La même source ajoute qu’aucun des demandeurs domiciliés aux États-Unis « ne détient directement les investissements revendiqués - c’est-à-dire les accords d’investissement et les produits pétroliers. »

Ces actifs semblent au contraire «appartenir aux entités basées aux Caïmans ». Pour le Maroc, ce sont ces sociétés qui ont investi « directement » avec la Samir, en étant « parties aux accords d’investissement et aux accords de transactions individuelles, et qui étaient responsables du paiement des différents fournisseurs pour les expéditions de produits ».

Des contradictions dans la position de Carlyle ?

Le groupe américain se prévaut-il de ses propres turpitudes ? C’est ce que laisse suggérer le défendeur. Dans son mémoire, le Royaume explique que les accords contractuels avec SAMIR ont été conclus alors que la raffinerie « était insolvable ». Situées entre février et aout 2015, les transactions concernées ont eu lieu alors que le raffineur était en cessation de paiement. Une approche à « haut risque » qui « n’a rien à voir avec le Maroc ».

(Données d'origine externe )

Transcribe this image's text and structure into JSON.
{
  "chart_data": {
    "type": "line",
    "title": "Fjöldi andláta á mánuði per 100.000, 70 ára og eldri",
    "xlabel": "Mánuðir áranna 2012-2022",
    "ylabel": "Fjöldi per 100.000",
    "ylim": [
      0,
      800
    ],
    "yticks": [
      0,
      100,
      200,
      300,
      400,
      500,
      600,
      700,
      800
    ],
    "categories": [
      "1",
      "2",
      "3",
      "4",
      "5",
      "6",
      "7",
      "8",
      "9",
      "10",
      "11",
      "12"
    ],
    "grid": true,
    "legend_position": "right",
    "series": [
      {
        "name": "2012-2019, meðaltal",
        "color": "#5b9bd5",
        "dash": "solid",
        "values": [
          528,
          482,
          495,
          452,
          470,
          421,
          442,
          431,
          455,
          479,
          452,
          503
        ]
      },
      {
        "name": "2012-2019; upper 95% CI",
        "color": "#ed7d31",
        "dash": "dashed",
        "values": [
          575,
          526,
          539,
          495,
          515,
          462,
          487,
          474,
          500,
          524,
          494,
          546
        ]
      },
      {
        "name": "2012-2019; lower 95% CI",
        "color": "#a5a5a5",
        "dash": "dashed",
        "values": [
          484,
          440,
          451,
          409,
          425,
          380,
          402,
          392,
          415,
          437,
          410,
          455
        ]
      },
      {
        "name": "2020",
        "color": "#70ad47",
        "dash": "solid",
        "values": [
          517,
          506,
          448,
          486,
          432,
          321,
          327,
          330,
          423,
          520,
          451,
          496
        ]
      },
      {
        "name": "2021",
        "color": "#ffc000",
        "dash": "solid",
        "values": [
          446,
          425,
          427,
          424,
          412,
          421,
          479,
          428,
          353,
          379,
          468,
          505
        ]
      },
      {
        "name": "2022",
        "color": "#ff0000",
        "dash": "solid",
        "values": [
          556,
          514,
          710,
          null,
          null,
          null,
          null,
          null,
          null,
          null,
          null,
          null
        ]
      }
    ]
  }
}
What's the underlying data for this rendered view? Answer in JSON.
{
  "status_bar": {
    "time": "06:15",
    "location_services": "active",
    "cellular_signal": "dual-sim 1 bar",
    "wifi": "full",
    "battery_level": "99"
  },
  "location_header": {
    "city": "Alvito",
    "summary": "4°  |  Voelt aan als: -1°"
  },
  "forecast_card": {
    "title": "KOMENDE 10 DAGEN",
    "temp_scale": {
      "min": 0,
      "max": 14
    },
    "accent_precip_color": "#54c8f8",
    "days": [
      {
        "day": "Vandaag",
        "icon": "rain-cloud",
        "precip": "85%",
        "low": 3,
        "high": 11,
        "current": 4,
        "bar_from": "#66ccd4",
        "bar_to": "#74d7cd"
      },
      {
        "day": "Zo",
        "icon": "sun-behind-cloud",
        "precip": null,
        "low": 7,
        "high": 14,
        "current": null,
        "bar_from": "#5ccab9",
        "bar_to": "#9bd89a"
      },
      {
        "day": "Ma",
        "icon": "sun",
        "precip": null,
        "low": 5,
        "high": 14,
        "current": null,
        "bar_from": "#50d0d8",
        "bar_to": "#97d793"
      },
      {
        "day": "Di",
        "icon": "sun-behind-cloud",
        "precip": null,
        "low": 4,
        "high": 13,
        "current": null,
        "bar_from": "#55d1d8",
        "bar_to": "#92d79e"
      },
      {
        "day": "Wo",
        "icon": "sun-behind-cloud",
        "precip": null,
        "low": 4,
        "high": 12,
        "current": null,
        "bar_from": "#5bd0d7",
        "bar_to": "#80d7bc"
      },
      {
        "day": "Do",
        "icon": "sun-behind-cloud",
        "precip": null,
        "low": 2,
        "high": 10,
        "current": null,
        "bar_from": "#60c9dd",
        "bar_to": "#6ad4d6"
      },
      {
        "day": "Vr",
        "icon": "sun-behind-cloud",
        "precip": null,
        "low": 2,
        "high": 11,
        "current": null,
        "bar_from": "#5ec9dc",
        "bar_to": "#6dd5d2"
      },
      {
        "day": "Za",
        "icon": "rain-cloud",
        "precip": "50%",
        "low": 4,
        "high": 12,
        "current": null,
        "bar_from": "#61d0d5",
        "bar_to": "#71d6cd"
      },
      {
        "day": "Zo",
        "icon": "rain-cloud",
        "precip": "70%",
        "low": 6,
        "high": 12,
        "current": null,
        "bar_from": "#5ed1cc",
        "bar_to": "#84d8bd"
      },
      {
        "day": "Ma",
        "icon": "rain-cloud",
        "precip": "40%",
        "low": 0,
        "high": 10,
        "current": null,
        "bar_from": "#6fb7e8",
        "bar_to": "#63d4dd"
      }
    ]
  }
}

Devant le CIRDI, Carlyle affirme aussi que le gouvernement marocain a « exproprié son pétrole ». Or, « dans le cadre d’un litige devant la justice américaine contre leurs assureurs », le même groupe « impute carrément la faute à la SAMIR » qu’elle accuse d’avoir « volé » son pétrole. On retrouve le même argumentaire dans les actions en restitution de ce pétrole, initiées par Carlyle devant les juridictions marocaines.

Les demandeurs allèguent en outre avoir été "informés par de nombreuses sources" que le Maroc n’a pas négocié « de bonne foi » avec SAMIR. Il y a également une allégation non étayée selon laquelle SAMIR a été «contrainte» à la liquidation et que le gouvernement a imposé des demandes «déraisonnablement restrictives» d’achat de SAMIR par un tiers.

Pour le Maroc, ces allégations sont basées sur des « rumeurs infondées », et qui de surcroît « portent sur des actions du Maroc contre l’un de ses propres ressortissants (SAMIR), sur lequel les Demandeurs n’ont aucun droit ni intérêts et qu’ils ne contrôlent pas », rétorque le Royaume.

En effet, « l’Accord de libre-échange ne fournit pas de motif d’action à un créancier pour réclamer des dommages et intérêts pour mauvais traitements allégués d’une société tierce qui est ressortissante de l’État hôte », tranche la partie défenderesse.